The church and creation

bible

We share God's creativity

Richard Kew, Director of Anglican Forum for the Future, says:

We in the church have abandoned creativity and imagination to the Disney organisation. Most great imaginative ideas come out of entertainment. We rarely see them in the life of the church.

"In the body of the risen Christ, the Creator and his Creation are linked, never to be separate in all eternity"

However, if God is such a creative God as this vast and varied universe so eloquently declares, then his people should be the most creative people on earth. We only have to look at the variety of living forms to see something of the amazing creativity of God. We are told that approximately 1,750,000 species of life have been formally described since 1753 and 1758, the starting years for plant and animal names respectively. That is when the Swedish naturalist Carl von Linne published seminal works listing biological names. Currently, some 13,000 new species are formally described each year. At this rate it will take the next millennium to complete the task of recording the estimated 13 million yet to be listed. God's delight in his creation, which the psalmist obviously shares, is beautifully spelt out in Psalm 104. The death of the sparrow is meaningful to him (Matthew 10:29).

Surely, being created "in the image of God" means that we share his creative desire. We are, as J R R Tolkien said, "sub-creators". We cannot start from nothing as God did, but he has given us plenty of raw material to work with. Whether it be in dance, song, music, poetry, art, decoration, writing, storytelling, drama, craft, imaginative worship, education, philosophy, science or whatever, the church should be at the forefront of creativity. And this should apply to our work and ministry in the secular world, much as in church-centred activities. James Torrance, in Community & the Triune Grace of God says:

Our chief end is to glorify God, and creation realises its own creaturely glory in glorifying God through human lips.

Surely, also, God's creation may glorify him through the creative work of human minds and human hands where that is our intention.

God's attitude to his material creation

This brings us to the question of what our attitude should be towards the material creation itself. It is significant that seven times in Genesis 1 God declares that what he had created was "good". The final statement is: "God saw all that he had made, and it was very good" (Genesis 1:31). This is in sharp contrast to the view of some religions that this material world is not good and is something we have to try to escape from. However, there are two other great events recorded in Scripture, one in the past, the other yet in the future, that particularly underline the goodness of creation.

First, God himself has chosen to become personally involved in his creation in the birth, death and resurrection of Jesus. When Jesus was conceived in the womb of Mary, in some way we can barely imagine, far less understand, Mary's material DNA became joined with the divine. As someone has put it, though Jesus was still as much God as if he had never become man, he became as much man as if he had never been God. He fully shared our human nature. For thirty years he lived as the God-Man. He died a human death. And then, after something like 36 hours a further miracle happened. His human body was raised to life. This is one of the reasons that the story of the empty tomb is so important. At his ascension to heaven from the Mount of Olives he took back into heaven part of his creation. In the body of the risen Christ, the Creator and his Creation are linked, never to be separated in all eternity. In this sense Jesus is now different to what he was before his coming. Humanity has been added to the Godhead.
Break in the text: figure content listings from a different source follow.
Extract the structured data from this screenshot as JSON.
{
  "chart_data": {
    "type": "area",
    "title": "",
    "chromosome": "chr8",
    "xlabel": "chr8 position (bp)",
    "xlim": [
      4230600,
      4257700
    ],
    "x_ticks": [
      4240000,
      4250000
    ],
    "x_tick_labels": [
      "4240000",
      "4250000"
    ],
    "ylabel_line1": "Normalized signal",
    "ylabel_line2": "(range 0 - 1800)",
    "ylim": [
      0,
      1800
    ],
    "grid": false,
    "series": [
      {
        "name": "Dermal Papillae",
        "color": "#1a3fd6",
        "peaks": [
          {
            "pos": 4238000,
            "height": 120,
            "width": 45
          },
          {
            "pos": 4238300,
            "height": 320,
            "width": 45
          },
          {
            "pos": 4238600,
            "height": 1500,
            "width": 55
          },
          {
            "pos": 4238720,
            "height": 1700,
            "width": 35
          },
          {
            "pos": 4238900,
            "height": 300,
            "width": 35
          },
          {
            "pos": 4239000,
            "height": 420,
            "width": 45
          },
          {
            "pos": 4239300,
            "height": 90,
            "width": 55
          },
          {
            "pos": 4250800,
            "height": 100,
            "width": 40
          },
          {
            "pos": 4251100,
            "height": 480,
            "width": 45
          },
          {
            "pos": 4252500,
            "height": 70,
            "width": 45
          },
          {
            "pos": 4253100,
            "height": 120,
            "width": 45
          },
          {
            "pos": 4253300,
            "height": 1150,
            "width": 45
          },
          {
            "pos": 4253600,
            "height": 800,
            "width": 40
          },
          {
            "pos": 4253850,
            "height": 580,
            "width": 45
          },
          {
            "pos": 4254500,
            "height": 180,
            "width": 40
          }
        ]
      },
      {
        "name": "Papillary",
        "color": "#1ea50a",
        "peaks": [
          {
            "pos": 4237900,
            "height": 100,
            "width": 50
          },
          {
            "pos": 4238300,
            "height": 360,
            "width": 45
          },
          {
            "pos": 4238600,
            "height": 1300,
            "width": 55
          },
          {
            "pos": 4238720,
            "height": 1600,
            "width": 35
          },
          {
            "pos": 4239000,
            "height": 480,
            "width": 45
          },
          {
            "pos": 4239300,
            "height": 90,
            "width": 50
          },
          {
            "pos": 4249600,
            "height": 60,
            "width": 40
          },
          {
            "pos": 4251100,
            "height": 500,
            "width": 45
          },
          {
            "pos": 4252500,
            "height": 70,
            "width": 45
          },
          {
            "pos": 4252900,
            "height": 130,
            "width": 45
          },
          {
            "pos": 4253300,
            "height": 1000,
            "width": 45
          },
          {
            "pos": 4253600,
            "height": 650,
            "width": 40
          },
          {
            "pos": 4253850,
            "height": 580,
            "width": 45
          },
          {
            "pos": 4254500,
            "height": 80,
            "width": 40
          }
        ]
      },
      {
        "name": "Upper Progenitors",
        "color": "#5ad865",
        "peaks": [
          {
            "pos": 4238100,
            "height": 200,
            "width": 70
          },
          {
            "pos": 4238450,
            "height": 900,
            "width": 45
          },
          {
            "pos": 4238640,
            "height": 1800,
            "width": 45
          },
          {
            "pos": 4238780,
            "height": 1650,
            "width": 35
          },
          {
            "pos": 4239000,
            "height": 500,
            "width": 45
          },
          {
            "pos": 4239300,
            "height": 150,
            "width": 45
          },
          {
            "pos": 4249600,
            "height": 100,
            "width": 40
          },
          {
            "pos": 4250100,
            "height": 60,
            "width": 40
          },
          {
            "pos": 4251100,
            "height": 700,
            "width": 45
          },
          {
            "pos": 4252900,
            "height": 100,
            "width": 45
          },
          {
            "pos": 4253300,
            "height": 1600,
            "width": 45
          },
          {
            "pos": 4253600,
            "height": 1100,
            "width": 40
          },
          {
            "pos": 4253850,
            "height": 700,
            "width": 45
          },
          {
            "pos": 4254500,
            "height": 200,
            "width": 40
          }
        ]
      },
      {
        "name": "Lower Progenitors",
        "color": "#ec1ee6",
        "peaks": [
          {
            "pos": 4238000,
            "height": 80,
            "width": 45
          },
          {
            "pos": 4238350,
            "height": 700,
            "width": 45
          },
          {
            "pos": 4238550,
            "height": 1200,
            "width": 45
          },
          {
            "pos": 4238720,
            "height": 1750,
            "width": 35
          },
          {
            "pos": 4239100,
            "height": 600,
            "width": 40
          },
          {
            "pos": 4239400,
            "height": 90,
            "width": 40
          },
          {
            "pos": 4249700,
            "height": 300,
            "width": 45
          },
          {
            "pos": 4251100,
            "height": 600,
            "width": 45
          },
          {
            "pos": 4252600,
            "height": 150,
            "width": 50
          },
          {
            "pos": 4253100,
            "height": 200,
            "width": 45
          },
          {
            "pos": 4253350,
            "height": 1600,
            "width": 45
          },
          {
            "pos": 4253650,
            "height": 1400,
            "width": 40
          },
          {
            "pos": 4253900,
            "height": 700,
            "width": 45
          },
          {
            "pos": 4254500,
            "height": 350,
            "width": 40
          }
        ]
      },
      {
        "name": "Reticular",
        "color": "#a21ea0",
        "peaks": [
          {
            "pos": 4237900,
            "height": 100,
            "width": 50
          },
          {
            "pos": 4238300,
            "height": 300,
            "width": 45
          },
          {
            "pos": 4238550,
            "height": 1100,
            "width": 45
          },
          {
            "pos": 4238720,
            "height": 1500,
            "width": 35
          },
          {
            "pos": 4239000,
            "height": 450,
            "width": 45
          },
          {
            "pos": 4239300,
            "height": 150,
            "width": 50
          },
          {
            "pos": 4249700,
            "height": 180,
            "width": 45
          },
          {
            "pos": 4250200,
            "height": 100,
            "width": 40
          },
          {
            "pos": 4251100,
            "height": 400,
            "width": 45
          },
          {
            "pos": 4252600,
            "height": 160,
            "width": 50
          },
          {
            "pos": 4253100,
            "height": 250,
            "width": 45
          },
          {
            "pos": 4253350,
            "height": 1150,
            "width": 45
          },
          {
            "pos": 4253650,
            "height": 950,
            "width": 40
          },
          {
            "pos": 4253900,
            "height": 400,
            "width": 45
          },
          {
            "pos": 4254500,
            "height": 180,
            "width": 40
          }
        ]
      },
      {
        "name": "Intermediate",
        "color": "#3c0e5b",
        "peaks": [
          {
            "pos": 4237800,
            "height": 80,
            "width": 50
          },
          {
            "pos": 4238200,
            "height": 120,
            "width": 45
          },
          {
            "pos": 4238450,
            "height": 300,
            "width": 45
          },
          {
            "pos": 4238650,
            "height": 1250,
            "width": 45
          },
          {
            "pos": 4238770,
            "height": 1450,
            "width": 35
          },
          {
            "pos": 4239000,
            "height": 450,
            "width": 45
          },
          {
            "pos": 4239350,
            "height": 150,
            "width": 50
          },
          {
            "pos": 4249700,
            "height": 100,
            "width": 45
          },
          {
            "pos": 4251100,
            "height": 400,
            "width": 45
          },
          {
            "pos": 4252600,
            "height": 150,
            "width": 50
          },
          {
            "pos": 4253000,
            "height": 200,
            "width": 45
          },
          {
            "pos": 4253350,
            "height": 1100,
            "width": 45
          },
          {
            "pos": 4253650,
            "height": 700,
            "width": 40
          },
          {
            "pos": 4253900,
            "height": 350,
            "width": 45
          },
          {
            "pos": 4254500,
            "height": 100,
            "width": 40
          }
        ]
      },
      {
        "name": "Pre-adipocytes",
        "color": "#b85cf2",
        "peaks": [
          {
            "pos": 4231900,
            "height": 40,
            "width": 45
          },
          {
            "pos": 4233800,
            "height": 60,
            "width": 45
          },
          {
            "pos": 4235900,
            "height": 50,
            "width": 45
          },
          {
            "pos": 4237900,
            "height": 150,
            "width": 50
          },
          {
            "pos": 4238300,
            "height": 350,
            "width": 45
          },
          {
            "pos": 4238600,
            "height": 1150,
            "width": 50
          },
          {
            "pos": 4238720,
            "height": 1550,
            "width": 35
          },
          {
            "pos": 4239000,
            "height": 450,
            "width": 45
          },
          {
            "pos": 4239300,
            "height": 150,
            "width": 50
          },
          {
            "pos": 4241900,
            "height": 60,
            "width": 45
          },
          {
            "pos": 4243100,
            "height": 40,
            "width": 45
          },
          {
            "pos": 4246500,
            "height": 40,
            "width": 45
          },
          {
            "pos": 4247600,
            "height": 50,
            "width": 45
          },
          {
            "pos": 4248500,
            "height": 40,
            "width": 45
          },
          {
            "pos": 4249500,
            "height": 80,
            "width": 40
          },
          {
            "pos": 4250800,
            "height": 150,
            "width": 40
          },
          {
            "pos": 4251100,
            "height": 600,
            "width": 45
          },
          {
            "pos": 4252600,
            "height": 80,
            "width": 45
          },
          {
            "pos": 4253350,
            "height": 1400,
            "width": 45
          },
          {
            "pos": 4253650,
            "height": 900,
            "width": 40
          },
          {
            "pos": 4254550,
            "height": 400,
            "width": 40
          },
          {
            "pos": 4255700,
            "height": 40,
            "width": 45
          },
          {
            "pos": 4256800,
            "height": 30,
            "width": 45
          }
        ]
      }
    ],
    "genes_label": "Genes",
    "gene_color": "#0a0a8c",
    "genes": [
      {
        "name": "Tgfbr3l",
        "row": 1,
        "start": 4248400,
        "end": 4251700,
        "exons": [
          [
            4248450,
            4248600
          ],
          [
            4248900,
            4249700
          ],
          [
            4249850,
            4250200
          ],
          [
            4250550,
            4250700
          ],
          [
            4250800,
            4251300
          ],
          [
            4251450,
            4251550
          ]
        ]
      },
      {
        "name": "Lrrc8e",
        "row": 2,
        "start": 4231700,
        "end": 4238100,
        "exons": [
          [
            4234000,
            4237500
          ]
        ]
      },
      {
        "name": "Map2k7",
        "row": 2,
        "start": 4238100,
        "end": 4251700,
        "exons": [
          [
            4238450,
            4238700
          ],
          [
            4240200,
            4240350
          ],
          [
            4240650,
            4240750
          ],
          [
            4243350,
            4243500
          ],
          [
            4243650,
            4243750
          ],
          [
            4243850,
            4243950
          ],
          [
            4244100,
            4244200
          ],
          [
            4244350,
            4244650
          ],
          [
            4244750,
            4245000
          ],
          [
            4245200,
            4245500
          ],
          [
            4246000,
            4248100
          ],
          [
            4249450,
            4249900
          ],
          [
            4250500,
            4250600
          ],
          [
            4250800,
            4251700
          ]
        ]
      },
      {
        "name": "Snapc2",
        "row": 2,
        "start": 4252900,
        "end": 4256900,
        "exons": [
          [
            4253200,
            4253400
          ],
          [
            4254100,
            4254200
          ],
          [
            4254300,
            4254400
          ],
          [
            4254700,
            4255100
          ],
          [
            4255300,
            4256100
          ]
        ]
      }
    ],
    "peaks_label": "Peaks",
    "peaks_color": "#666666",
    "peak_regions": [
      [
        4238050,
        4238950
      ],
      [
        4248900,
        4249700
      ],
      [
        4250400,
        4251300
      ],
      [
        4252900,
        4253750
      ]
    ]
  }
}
It is true that Jesus' risen body was in some sense different from what it was before his resurrection. He could appear to his disciples behind locked doors. But, though transformed, his body was real. He could say to his frightened disciples: "Why are you troubled, and why do doubts arise in your minds? Look at my hands and my feet. It is I myself! Touch me and see; a ghost does not have flesh and bones, as you see I have" (Luke 24:38, 39).

"We have limited the power of God in spiritualising the Biblical view of heaven too much"

The other relevant event, that the whole Bible looks foreward to, is the final redemption of this material creation. Paul refers to this significant event in Romans 8:18-27. He speaks of the present creation as "groaning in pain, like a woman about to give birth" (v. 21, 22). You will notice in this passage that not only the creation groans, but also we groan (v. 23) and the Spirit groans (v. 26). Not only humans, but somehow the whole of creation was affected by the intervention of the Evil One and the rebellion of men and women against God. However, Satan does not have the last word. Somehow, what Christ achieved for us by his death and resurrection has its effect on the whole of creation. "The creation itself will be liberated from its bondage to decay and brought into the glorious freedom of the children of God" (v. 21). No doubt it is partly this transformation of God's created universe that Paul had in mind when he declared that "God will bring all things in heaven and earth together under one head, even Christ" (Ephesians 1:10) and that he has reconciled to himself all things "whether things on earth or things in heaven, by making peace through his blood, shed on the cross" (Colossians 1:20).